Stojković: Nigdy nie żałowałem transferu do Kielc
- To nasz mecz, nasza hala, nasi kibice. Jestem optymistą - mówi przed sobotnim pojedynkiem Ligi Mistrzów obrotowy Vive Targów, Rastko Stojković. Przed drużyną Bogdana Wenty gorący tydzień!
Dobrze ci w Kielcach?
- Oczywiście, świetnie się tu czuję. Jestem tu już cztery miesiące, jest bardzo miło. Ludzie mnie zaakceptowali, naprawdę nie mam na co narzekać.
Czyli nie żałujesz, że zdecydowałeś się na transfer do Polski?
- Absolutnie nie. Nawet przez sekundę nie żałowałem tego kroku.
Żeby jednak zawodnik czuł się dobrze w klubie, musi znaleźć nić sympatii z trenerem. Jak postrzegasz Bogdana Wentę?
- To trudne pytanie... Myślę, że sukcesy prowadzonych przez niego drużyn mówią o nim wystarczająco dużo. Nie wiem, co mógłbym innego powiedzieć. Chyba tylko tyle, że na transfer do Kielc zdecydowałem się właśnie z powodu Wenty. To chyba wystarczy za cały mój komentarz.

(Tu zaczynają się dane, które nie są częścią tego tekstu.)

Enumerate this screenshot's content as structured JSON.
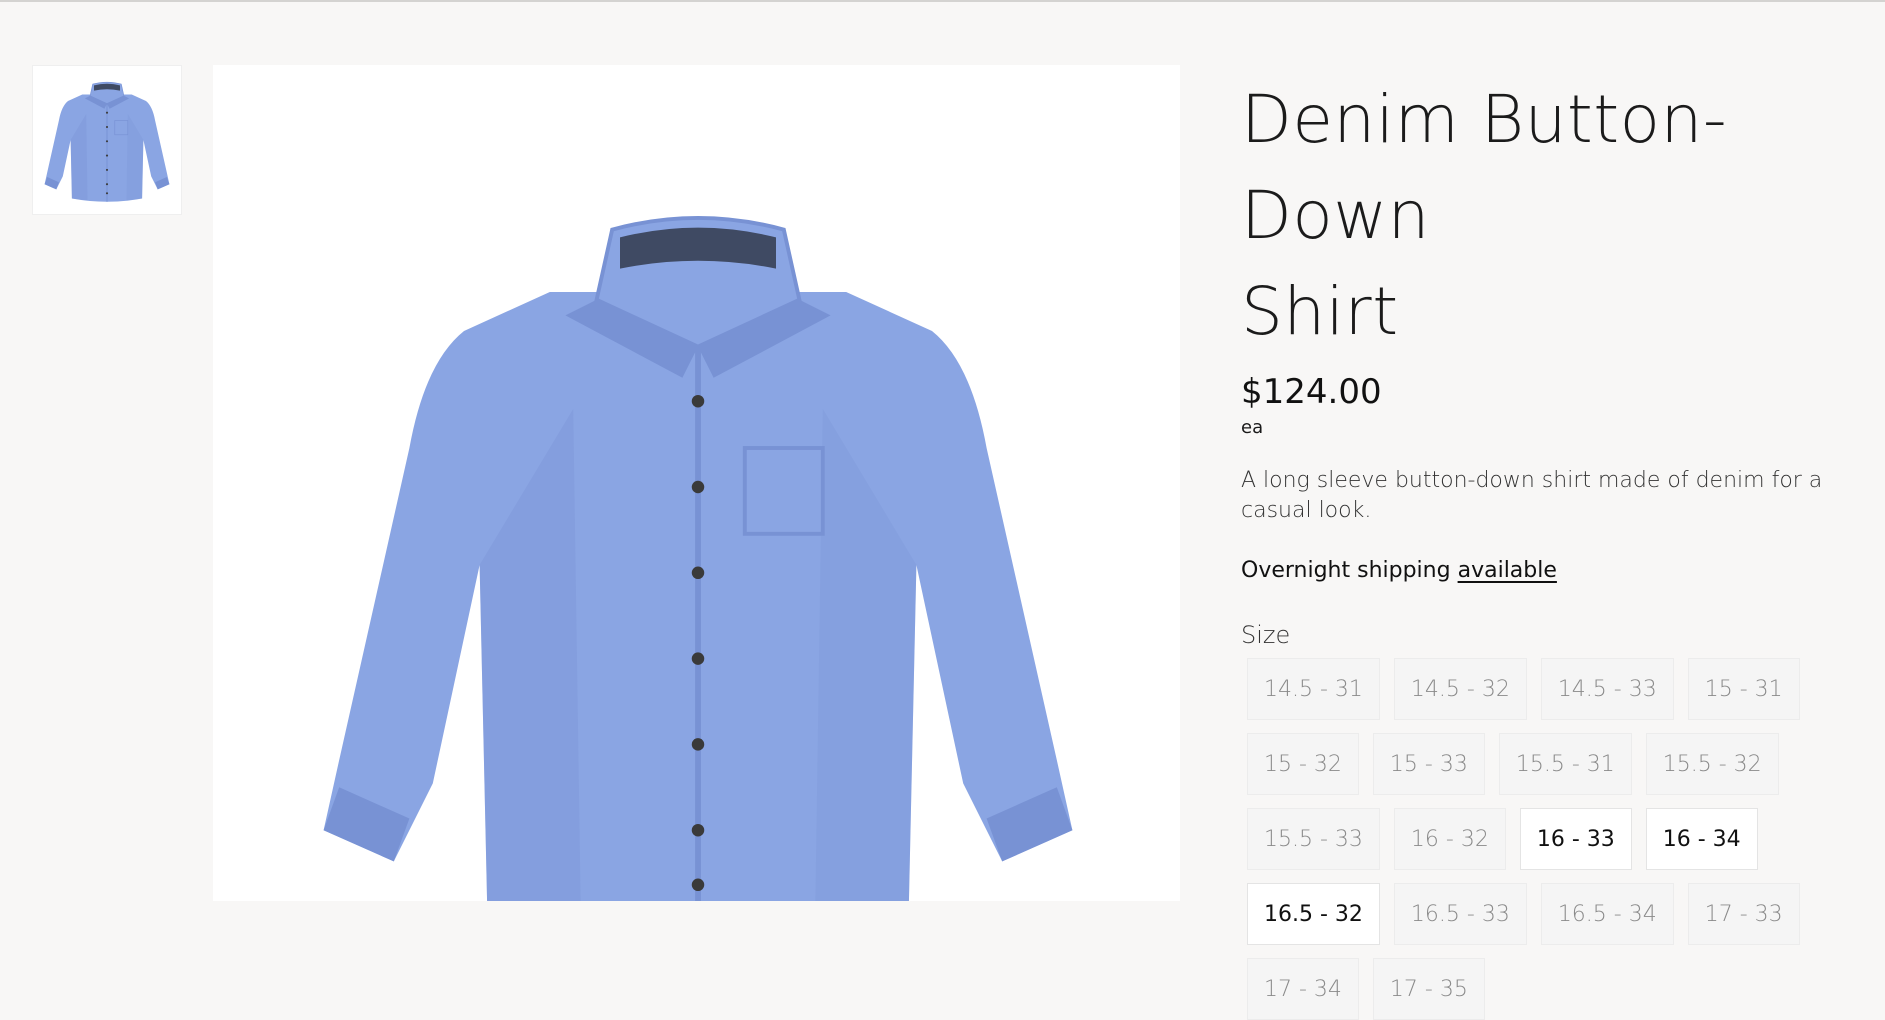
{
  "product": {
    "title_line1": "Denim Button-Down",
    "title_line2": "Shirt",
    "price": "$124.00",
    "unit": "ea",
    "description": "A long sleeve button-down shirt made of denim for a casual look.",
    "shipping_text": "Overnight shipping",
    "shipping_link": "available"
  },
  "size_selector": {
    "label": "Size",
    "options": [
      {
        "label": "14.5 - 31",
        "available": false
      },
      {
        "label": "14.5 - 32",
        "available": false
      },
      {
        "label": "14.5 - 33",
        "available": false
      },
      {
        "label": "15 - 31",
        "available": false
      },
      {
        "label": "15 - 32",
        "available": false
      },
      {
        "label": "15 - 33",
        "available": false
      },
      {
        "label": "15.5 - 31",
        "available": false
      },
      {
        "label": "15.5 - 32",
        "available": false
      },
      {
        "label": "15.5 - 33",
        "available": false
      },
      {
        "label": "16 - 32",
        "available": false
      },
      {
        "label": "16 - 33",
        "available": true
      },
      {
        "label": "16 - 34",
        "available": true
      },
      {
        "label": "16.5 - 32",
        "available": true
      },
      {
        "label": "16.5 - 33",
        "available": false
      },
      {
        "label": "16.5 - 34",
        "available": false
      },
      {
        "label": "17 - 33",
        "available": false
      },
      {
        "label": "17 - 34",
        "available": false
      },
      {
        "label": "17 - 35",
        "available": false
      }
    ]
  },
  "colors": {
    "shirt": "#8aa5e3",
    "shirt_shade": "#7892d4",
    "collar_band": "#3f4a63",
    "button": "#3a3a3a",
    "background": "#f8f7f6"
  }
}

Podoba ci się atmosfera wokół klubu?
- Jest bardzo fajnie. Kibice Vive są naprawdę wspaniali, wspierają nas w każdej fazie meczu. Nie ważne czy przegrywamy, czy wygrywamy - oni zawsze są razem z nami. Myślę, że dla zawodnika to naprawdę bardzo ważne, by złapać więź z kibicami. Tutaj to funkcjonuje wzorcowo.
Tych porażek tak dużo do tej pory jednak nie było, więc kibice nie mieli prawa narzekać... Ale teraz przed wami wyjątkowo ciężki tydzień - zagracie z Bośnią, Wisłą Płock i francuskim Chambery.

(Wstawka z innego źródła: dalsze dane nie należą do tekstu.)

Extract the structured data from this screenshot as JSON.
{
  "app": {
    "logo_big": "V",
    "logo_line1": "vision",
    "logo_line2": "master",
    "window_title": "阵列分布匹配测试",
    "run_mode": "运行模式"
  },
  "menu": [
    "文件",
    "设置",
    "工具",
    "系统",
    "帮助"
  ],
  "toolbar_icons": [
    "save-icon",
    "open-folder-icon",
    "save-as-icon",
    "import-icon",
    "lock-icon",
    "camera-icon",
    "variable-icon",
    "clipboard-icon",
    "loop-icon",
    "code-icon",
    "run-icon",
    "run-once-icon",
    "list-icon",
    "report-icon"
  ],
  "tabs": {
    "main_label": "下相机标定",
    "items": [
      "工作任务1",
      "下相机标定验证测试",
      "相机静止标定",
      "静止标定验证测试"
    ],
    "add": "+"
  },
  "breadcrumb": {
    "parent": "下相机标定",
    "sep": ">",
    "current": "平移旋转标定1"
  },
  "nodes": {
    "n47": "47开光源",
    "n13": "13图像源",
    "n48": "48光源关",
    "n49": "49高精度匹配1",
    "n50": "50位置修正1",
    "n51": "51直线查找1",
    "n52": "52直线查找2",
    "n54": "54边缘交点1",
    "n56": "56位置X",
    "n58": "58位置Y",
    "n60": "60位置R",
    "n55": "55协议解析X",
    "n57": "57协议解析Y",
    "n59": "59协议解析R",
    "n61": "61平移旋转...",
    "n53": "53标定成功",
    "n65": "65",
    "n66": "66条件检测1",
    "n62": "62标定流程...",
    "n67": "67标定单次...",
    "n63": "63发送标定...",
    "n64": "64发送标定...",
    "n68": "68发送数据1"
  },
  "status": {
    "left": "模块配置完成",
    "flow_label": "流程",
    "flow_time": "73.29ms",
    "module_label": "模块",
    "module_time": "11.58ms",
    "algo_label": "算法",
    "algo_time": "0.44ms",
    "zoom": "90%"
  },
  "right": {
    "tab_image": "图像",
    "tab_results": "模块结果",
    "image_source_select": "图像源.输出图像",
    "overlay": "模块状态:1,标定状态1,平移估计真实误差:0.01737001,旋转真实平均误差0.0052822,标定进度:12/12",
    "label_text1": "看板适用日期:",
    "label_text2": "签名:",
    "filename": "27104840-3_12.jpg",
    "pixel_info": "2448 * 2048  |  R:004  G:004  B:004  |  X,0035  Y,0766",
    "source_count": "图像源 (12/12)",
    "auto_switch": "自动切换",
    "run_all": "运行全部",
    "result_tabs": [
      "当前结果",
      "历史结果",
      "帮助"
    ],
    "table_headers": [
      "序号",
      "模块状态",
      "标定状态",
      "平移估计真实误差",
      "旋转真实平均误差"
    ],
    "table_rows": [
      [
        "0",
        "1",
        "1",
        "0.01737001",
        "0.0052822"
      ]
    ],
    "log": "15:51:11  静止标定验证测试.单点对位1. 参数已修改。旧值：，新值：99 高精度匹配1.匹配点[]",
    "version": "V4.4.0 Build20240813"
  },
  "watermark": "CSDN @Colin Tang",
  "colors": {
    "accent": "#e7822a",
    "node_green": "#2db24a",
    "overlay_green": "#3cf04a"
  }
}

- Powiedziałbym raczej, że jest to bardzo ważny tydzień, a nie ciężki. Ja jestem przyzwyczajony do grania w taki sposób, że musisz wygrać trzy mecze pod rząd. To jest możliwe. Musimy uspokoić się, usiąść i zająć się jednym spotkaniem na raz. A że najpierw gramy z Bośnią, to ten mecz jest teraz dla nas kluczowy. Jednak tylko do soboty. Bo po 60 minutach spotkania musimy już jak najszybciej o nim zapomnieć i skoncentrować się na kolejnym pojedynku.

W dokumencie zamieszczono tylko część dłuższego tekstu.